There are probably nearly as many reasons for self-publishing as there are people doing it. There are a couple of reasons that I have a self-publishing project going in Doublejoy Books. One reason is that with the closing of some publishers, the rights for some of my earlier books have returned to me. I'd like to keep those titles in print, so I've released new editions of them through Doublejoy Books.

Another reason I self-publish is because the technology of publishing and distribution is no longer hard to access. Publishing technology has been nearly affordable since the invention of the mimeograph and similar ink/stencil copiers. Sure, you can make newsletters and fanzines with a Gestetner spirit duplicator or a hectograph, and posters with a good silkscreen. And I've done so, for years. 

But books? and books that anyone could access through a bookstore or library, as well as order online? That was hard to do on a small scale, and cost enough in time and money and knowledge that few people could do it.
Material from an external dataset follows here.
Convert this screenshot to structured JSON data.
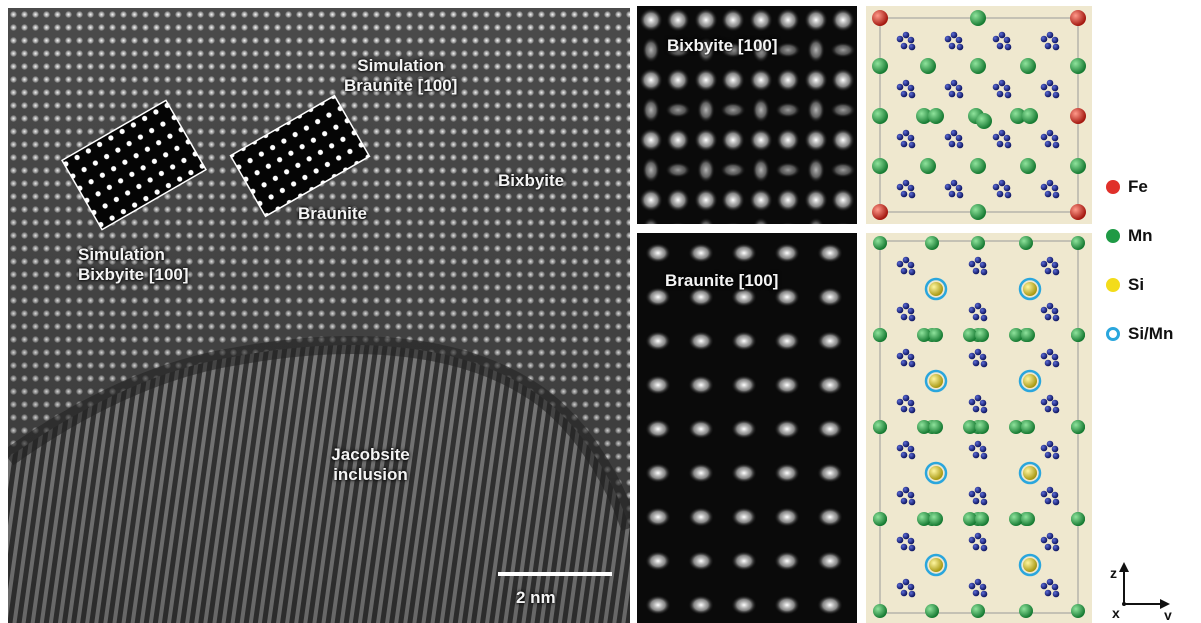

Working on that small scale taught me the meaning of the word "affordable" by my standard. "Affordable publishing" to me means "comparable to the cost of a meal." How much does a book cost to publish -- to lay it out, print it or prepare it as an ebook? Do I have the necessary money? Can I spend the time? Can I learn how? Who will help me, for love or money? 

It's easier to ask "How much does a book cost a customer to buy?" There are formulas for recovering expenses of production and distribution, to calculate the sale price of a book. But Cory Doctorow and other writers have taught me that when possible, many books could be given, simply given to readers. Giving books for review makes good sense even to big publishing companies. But giving some ebooks directly to readers makes sense to Cory, and during his career he's made each of his new books available for free to readers. As he says, most people who don't buy my books never heard of me. For Cory, and his publisher, the project has paid off. He's kept track, and for every two downloads of a book, there is usually a letter or email of thanks and a customer who purchased one or two copies. Any writer would like those numbers!

It works so well for Cory because of marketing. Technology of publishing has become more accessible for small press and independent publishers. A person can use computers at a public library, and an online publishing platform, and it will cost less in dollars than the price of a meal to make ebooks, audiobooks, and print books available wherever books are sold. But marketing helps people know what is available, and marketing takes many things: time, skill, money and more.